Dirigi de volta à pousada, no qual fui recebido pelos moradores me tratando como um louco. De alguma forma, ninguém recordava de mim ou de meus companheiros, agiam normalmente. Não comentaram nada sobre “A Luz do Diabo” ou sobre os enigmáticos Objetos Voadores, mesmo os corpos do garoto e da idosa apodrecendo no campo de várzea aos olhos de todos. Era como se estivessem sofrendo uma amnésia coletiva. Entrei em contato com a base em Belém, mas todos alegaram não saber de nenhuma Operação Prato ou qualquer outra suposta investigação sobre aparecimentos de óvnis ou luzes provocando queimaduras, nem ao menos disseram reconhecer minha identidade. Resumindo: eu estava só, apesar de meus relatórios e manchetes de jornais em várias cidades nordestinas. Arrumei todo o equipamento que me restou, assim como minhas anotações e parti de Colares assim que anoiteceu, tentando esquecer tudo aquilo.

Estava na estrada, próximo à saída daquele município paraense quando na escuridão da rodovia, visualizei um Objeto Luminoso com um brilho metálico, realizando manobras bruscas a uma altura de cem metros da pista e a uma distância aparente de trezentos metros do fusca, sem produzir ruído algum. O óvni possuía uma forma cônica, aparentemente com três metros de comprimento por dois metros de diâmetro; movimentando-se de maneira irregular, balançando lateralmente e efetuando paradas bruscas. Ele realizou uma volta no próprio eixo até permanecer flutuando sobre o fusca. Os faróis do veículo oscilaram até o motor desligar, eu abri a porta e corri em direção ao matagal, contudo, fui alcançado por um feixe de luz vermelho que atingiu meu pescoço e outro — de tom azulado — que atingiu minhas costas, deixando-me paraplégico.
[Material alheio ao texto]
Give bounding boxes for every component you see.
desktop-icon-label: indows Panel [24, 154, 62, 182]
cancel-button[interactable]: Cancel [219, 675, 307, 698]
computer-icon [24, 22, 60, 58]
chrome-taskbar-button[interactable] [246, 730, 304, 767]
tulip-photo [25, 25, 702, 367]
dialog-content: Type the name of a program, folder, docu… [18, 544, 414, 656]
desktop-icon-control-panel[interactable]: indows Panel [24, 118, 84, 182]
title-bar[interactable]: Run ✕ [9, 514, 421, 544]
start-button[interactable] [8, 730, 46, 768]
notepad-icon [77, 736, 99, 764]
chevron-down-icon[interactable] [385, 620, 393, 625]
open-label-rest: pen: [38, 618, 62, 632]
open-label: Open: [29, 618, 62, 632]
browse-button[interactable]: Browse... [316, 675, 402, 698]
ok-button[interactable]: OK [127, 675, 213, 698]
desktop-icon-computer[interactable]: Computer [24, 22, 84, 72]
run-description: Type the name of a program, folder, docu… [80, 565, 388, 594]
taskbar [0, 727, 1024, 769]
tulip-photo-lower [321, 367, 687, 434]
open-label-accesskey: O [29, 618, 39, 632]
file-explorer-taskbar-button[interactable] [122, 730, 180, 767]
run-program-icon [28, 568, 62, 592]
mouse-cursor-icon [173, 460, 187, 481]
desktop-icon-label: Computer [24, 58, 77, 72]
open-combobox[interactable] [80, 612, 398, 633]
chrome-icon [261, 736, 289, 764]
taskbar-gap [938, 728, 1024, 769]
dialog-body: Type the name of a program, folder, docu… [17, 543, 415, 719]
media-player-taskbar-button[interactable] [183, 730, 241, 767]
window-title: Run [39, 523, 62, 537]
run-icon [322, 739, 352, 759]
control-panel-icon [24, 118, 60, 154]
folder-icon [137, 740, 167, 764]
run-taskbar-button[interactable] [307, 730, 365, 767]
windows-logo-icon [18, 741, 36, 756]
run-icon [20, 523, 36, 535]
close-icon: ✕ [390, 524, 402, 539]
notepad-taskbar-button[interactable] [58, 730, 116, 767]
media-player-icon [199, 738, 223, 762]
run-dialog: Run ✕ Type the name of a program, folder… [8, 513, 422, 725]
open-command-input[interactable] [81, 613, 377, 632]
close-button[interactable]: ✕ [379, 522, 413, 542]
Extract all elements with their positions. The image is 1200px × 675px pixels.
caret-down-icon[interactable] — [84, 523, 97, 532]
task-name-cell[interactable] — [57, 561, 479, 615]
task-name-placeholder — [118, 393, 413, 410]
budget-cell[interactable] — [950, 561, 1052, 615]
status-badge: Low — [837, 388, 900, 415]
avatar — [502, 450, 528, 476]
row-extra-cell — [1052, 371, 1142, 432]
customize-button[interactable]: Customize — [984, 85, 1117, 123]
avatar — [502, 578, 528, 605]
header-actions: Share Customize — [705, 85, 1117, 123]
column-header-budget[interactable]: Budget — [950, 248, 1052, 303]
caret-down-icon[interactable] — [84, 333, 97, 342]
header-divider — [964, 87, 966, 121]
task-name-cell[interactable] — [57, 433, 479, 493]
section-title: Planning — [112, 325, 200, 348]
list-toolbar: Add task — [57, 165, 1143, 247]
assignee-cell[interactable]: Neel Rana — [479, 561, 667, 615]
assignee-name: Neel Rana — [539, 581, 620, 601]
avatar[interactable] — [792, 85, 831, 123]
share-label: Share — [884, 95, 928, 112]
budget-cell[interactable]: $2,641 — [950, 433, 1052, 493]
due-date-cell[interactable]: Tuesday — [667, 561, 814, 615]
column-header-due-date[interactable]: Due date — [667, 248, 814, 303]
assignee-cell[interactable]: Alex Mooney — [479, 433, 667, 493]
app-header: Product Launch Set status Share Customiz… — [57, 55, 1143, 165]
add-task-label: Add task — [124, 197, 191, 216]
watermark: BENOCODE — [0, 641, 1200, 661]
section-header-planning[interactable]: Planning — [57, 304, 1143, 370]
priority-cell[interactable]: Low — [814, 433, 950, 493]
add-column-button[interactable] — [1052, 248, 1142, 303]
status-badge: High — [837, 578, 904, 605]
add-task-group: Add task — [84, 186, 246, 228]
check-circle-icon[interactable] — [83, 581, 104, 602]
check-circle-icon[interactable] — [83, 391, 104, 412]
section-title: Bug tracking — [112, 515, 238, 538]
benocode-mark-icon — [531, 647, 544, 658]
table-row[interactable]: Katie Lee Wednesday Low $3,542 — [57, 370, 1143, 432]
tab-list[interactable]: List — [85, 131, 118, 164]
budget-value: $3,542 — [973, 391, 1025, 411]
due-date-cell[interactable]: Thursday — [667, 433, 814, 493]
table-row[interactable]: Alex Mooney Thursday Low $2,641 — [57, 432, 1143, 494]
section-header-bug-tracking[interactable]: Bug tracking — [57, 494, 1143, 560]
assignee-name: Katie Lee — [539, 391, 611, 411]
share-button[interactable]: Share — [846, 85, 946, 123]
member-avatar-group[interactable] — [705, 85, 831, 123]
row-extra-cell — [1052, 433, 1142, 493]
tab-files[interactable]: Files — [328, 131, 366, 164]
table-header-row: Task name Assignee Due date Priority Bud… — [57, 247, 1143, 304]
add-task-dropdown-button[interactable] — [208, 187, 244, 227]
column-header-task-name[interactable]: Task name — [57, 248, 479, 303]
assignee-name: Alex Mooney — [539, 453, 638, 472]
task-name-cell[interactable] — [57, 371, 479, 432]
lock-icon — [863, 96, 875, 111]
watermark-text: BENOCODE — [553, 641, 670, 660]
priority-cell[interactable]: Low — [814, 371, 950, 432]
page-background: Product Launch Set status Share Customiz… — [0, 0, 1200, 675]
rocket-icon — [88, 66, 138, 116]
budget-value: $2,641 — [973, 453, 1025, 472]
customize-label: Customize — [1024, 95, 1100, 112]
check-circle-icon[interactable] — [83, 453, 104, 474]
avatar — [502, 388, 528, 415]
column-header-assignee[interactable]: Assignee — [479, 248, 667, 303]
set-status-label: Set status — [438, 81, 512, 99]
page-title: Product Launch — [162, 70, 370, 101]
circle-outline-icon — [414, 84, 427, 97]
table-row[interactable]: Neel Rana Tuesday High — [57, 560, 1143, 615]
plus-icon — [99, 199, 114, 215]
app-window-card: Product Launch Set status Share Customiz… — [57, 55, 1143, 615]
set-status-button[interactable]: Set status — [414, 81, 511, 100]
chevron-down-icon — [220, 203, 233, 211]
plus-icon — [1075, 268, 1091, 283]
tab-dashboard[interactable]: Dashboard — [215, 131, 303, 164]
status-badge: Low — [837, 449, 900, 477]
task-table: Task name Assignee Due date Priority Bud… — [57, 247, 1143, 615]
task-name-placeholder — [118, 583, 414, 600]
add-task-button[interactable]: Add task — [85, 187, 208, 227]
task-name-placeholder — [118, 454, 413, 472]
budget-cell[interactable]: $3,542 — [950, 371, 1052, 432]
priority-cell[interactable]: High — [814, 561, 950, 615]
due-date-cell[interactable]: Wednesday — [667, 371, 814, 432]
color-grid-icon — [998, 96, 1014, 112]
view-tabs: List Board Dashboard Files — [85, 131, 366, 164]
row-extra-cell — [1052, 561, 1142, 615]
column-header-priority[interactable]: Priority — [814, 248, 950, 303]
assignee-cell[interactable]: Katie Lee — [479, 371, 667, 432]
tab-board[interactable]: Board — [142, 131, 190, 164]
Encontraram-me na manhã seguinte, com micro-perfurações no pescoço, sem o fusca e os nossos equipamentos. Minha identidade foi suprimida, assim como a do Cabo Amarantes e o Sargento Romero. Seus familiares desapareceram dos registros civis e eu fui exilado para o Uruguai e internado em um manicômio federal — sob a identidade falsa de WANDERSON MOURA — de onde escrevo este diário não oficial, mas verídico. Apesar de eu mesmo às vezes duvidar de tais acontecimentos, devido o pavor que testemunhei, tenho provas físicas dos testes realizados em mim. Inclusive os pequenos furos em todo meu pescoço, causado por aquela luz perfeitamente apelidada de “Luz do Diabo”. Além é claro, das minhas visões daqueles acontecimentos, dos gritos dos meus subordinados e os olhos daquelas criaturas. Eu os vi camuflados sob o medo daquele povo. Os moradores de Colares possuíam, além da relatada amnésia, os mesmos olhos negros daquelas criaturas, olhos tão antigos quanto o vazio do espaço sideral.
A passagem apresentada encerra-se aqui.